There was one water stop along the way - at about the halfway point - and I took a tiny swallow, and then showered myself with the rest of the water….That cool, refreshing shower was just what I needed to find my second wind for the last half of the run.

Towards the end of the race, they funneled us into a VERY steep tunnel (think 35-degree angle) that led down and inside to the warning track. It was pretty awesome to run around the field and "pretend" that I was actually a professional ballplayer - rather than a wanna-be runner plodding along on a charity run.

Here's Hubby as he runs around the track:

The track was surprisingly slippery…I had to really watch my step, so I didn't do a face plant on the field. That would have been rather embarrassing - and would have probably been caught on camera, knowing my luck.

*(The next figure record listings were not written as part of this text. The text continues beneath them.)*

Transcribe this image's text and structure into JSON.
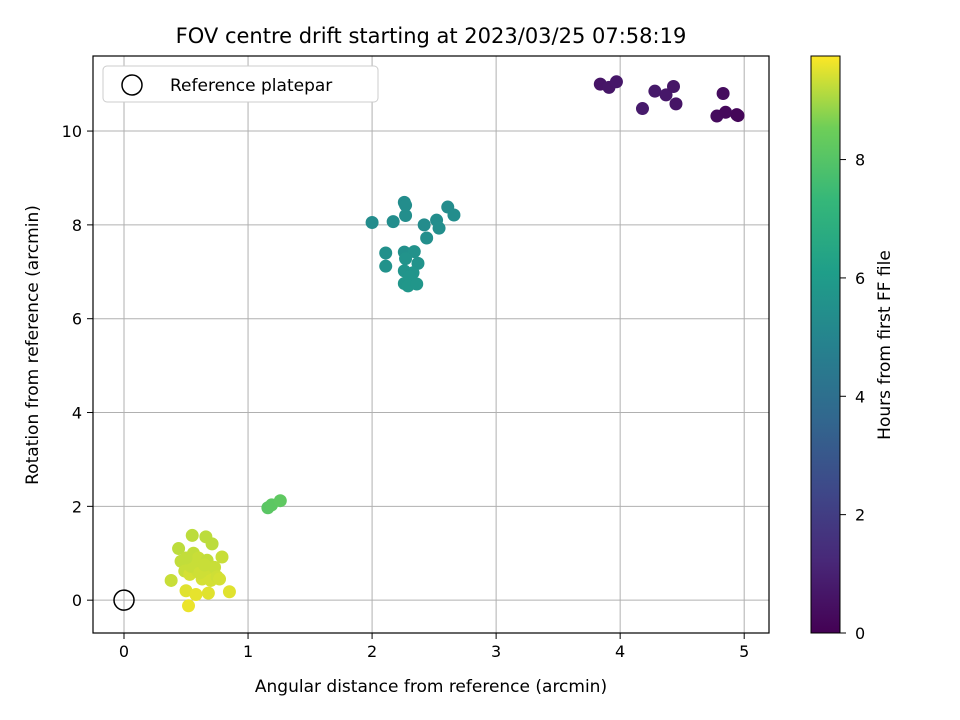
{
  "chart_data": {
    "type": "scatter",
    "title": "FOV centre drift starting at 2023/03/25 07:58:19",
    "xlabel": "Angular distance from reference (arcmin)",
    "ylabel": "Rotation from reference (arcmin)",
    "xlim": [
      -0.25,
      5.2
    ],
    "ylim": [
      -0.7,
      11.6
    ],
    "xticks": [
      0,
      1,
      2,
      3,
      4,
      5
    ],
    "xtick_labels": [
      "0",
      "1",
      "2",
      "3",
      "4",
      "5"
    ],
    "yticks": [
      0,
      2,
      4,
      6,
      8,
      10
    ],
    "ytick_labels": [
      "0",
      "2",
      "4",
      "6",
      "8",
      "10"
    ],
    "grid": true,
    "legend": {
      "placement": "upper-left",
      "entries": [
        "Reference platepar"
      ]
    },
    "reference_point": {
      "x": 0,
      "y": 0
    },
    "colorbar": {
      "label": "Hours from first FF file",
      "min": 0,
      "max": 9.75,
      "ticks": [
        0,
        2,
        4,
        6,
        8
      ],
      "tick_labels": [
        "0",
        "2",
        "4",
        "6",
        "8"
      ],
      "colormap": "viridis"
    },
    "series": [
      {
        "points": [
          {
            "x": 3.84,
            "y": 11.0,
            "c": 0.6
          },
          {
            "x": 3.91,
            "y": 10.93,
            "c": 0.65
          },
          {
            "x": 3.97,
            "y": 11.05,
            "c": 0.7
          },
          {
            "x": 4.18,
            "y": 10.48,
            "c": 0.8
          },
          {
            "x": 4.28,
            "y": 10.85,
            "c": 0.75
          },
          {
            "x": 4.37,
            "y": 10.77,
            "c": 0.7
          },
          {
            "x": 4.43,
            "y": 10.95,
            "c": 0.65
          },
          {
            "x": 4.45,
            "y": 10.58,
            "c": 0.6
          },
          {
            "x": 4.78,
            "y": 10.32,
            "c": 0.3
          },
          {
            "x": 4.83,
            "y": 10.8,
            "c": 0.35
          },
          {
            "x": 4.85,
            "y": 10.4,
            "c": 0.25
          },
          {
            "x": 4.94,
            "y": 10.35,
            "c": 0.2
          },
          {
            "x": 4.95,
            "y": 10.33,
            "c": 0.15
          },
          {
            "x": 2.0,
            "y": 8.05,
            "c": 5.3
          },
          {
            "x": 2.17,
            "y": 8.07,
            "c": 5.35
          },
          {
            "x": 2.26,
            "y": 8.48,
            "c": 5.3
          },
          {
            "x": 2.27,
            "y": 8.42,
            "c": 5.35
          },
          {
            "x": 2.27,
            "y": 8.2,
            "c": 5.4
          },
          {
            "x": 2.42,
            "y": 8.0,
            "c": 5.3
          },
          {
            "x": 2.52,
            "y": 8.1,
            "c": 5.35
          },
          {
            "x": 2.54,
            "y": 7.93,
            "c": 5.4
          },
          {
            "x": 2.61,
            "y": 8.38,
            "c": 5.3
          },
          {
            "x": 2.66,
            "y": 8.21,
            "c": 5.35
          },
          {
            "x": 2.44,
            "y": 7.72,
            "c": 5.45
          },
          {
            "x": 2.11,
            "y": 7.4,
            "c": 5.5
          },
          {
            "x": 2.11,
            "y": 7.12,
            "c": 5.55
          },
          {
            "x": 2.26,
            "y": 7.42,
            "c": 5.5
          },
          {
            "x": 2.34,
            "y": 7.43,
            "c": 5.55
          },
          {
            "x": 2.27,
            "y": 7.28,
            "c": 5.6
          },
          {
            "x": 2.37,
            "y": 7.18,
            "c": 5.6
          },
          {
            "x": 2.26,
            "y": 7.02,
            "c": 5.65
          },
          {
            "x": 2.33,
            "y": 6.98,
            "c": 5.7
          },
          {
            "x": 2.3,
            "y": 6.9,
            "c": 5.7
          },
          {
            "x": 2.26,
            "y": 6.75,
            "c": 5.75
          },
          {
            "x": 2.29,
            "y": 6.7,
            "c": 5.8
          },
          {
            "x": 2.36,
            "y": 6.74,
            "c": 5.75
          },
          {
            "x": 1.16,
            "y": 1.97,
            "c": 8.1
          },
          {
            "x": 1.19,
            "y": 2.03,
            "c": 8.15
          },
          {
            "x": 1.26,
            "y": 2.12,
            "c": 8.2
          },
          {
            "x": 0.38,
            "y": 0.42,
            "c": 9.3
          },
          {
            "x": 0.44,
            "y": 1.1,
            "c": 9.2
          },
          {
            "x": 0.46,
            "y": 0.83,
            "c": 9.25
          },
          {
            "x": 0.49,
            "y": 0.62,
            "c": 9.3
          },
          {
            "x": 0.5,
            "y": 0.2,
            "c": 9.5
          },
          {
            "x": 0.52,
            "y": -0.12,
            "c": 9.6
          },
          {
            "x": 0.53,
            "y": 0.55,
            "c": 9.4
          },
          {
            "x": 0.55,
            "y": 1.38,
            "c": 9.2
          },
          {
            "x": 0.56,
            "y": 1.0,
            "c": 9.25
          },
          {
            "x": 0.57,
            "y": 0.78,
            "c": 9.3
          },
          {
            "x": 0.58,
            "y": 0.12,
            "c": 9.55
          },
          {
            "x": 0.59,
            "y": 0.63,
            "c": 9.35
          },
          {
            "x": 0.6,
            "y": 0.9,
            "c": 9.3
          },
          {
            "x": 0.62,
            "y": 0.7,
            "c": 9.3
          },
          {
            "x": 0.63,
            "y": 0.45,
            "c": 9.4
          },
          {
            "x": 0.66,
            "y": 1.35,
            "c": 9.2
          },
          {
            "x": 0.67,
            "y": 0.85,
            "c": 9.25
          },
          {
            "x": 0.68,
            "y": 0.15,
            "c": 9.5
          },
          {
            "x": 0.69,
            "y": 0.6,
            "c": 9.35
          },
          {
            "x": 0.7,
            "y": 0.42,
            "c": 9.4
          },
          {
            "x": 0.71,
            "y": 1.2,
            "c": 9.2
          },
          {
            "x": 0.73,
            "y": 0.7,
            "c": 9.3
          },
          {
            "x": 0.75,
            "y": 0.5,
            "c": 9.35
          },
          {
            "x": 0.77,
            "y": 0.45,
            "c": 9.4
          },
          {
            "x": 0.79,
            "y": 0.92,
            "c": 9.3
          },
          {
            "x": 0.85,
            "y": 0.18,
            "c": 9.5
          },
          {
            "x": 0.54,
            "y": 0.72,
            "c": 9.3
          },
          {
            "x": 0.61,
            "y": 0.58,
            "c": 9.35
          },
          {
            "x": 0.5,
            "y": 0.9,
            "c": 9.25
          },
          {
            "x": 0.65,
            "y": 0.75,
            "c": 9.3
          }
        ]
      }
    ]
  }
}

Of course, upon exiting the field, we now had to run UP that very steep tunnel. Joy. Hills have been my nemesis lately, and after getting some awesome training advice from my running coach, Jessica, I was determined to RUN up that sucker and not have to walk it, like most everyone else around me at this point. Imagine my delight when I DID it! I made it to the top running - where I preceded to do a bit of the Rocky victory dance, complete with arms in the air.

My celebration was short-lived, though, as I had absolutely no oxygen for about a minute or two, and I still had half a mile or so of the race to complete. Sucking in whatever air I could find, I took a few steps…when something happened that was so funny, so coincidental, and yet so motivating, that it was one of those 'weird' moments that live forever.

As I said, I was pretty spent. That hill had taken it out of me. I figured I would just walk to the finish, and that would be good enough. And suddenly…on my iPod...came the song, "Royals" - by Lorde. True, it's not about the Kansas City Royals - but she has said in an interview that she was inspired to write the song after seeing George Brett in a photograph, wearing his Royals uniform. So - it's "our" song, so to speak.


Here I am, just coming out of Kauffman Stadium, where the Royals play…and I hear this song. How bizarre was THAT??!! How could I NOT start running again? Walking? Ha. Walking be damned. I was going to finish this race RUNNING at full speed, while I listened to the soulful strains of "Royals" in my ear, giving me the motivation and the "umph" that I needed to finish.

Woot! Woot!

I finished 21/62 in my age division for women. Not bad, huh?

Hubby finished 3rd in his age division. Gah. I hate him. He got a nice letter and some movie tickets for his prize:

Check out the medals, which were pretty awesome:

Normally, at this point in the race, you get to head to your car - or the after party - and celebrate. But not us. We had another 5k (or 3 miles) to run. WE WERE SO EXCITED.


Hubby decided to re-run the 5k course again, but I just decided to do loop after loop after loop in the parking lot. Check out my Garmin:

My pace was slower than a snail's, because at this point, the tendonitis in my left knee was ON FIRE and was SCREAMING at me with every step. It hurt - a lot - but I was determined to get that mileage in…so I sucked it up and hobbled till I got it done. Which may have been rather stupid, but us runners aren't known for our rocket science brains sometimes. We're more known for our stubbornness and refusal to admit when we're injured.

All-in-all, though, a very great day. Would I do the Royals 5k again?


I thought the course was great; the organization was awesome; the bling was pretty good; and the chance to run on the field?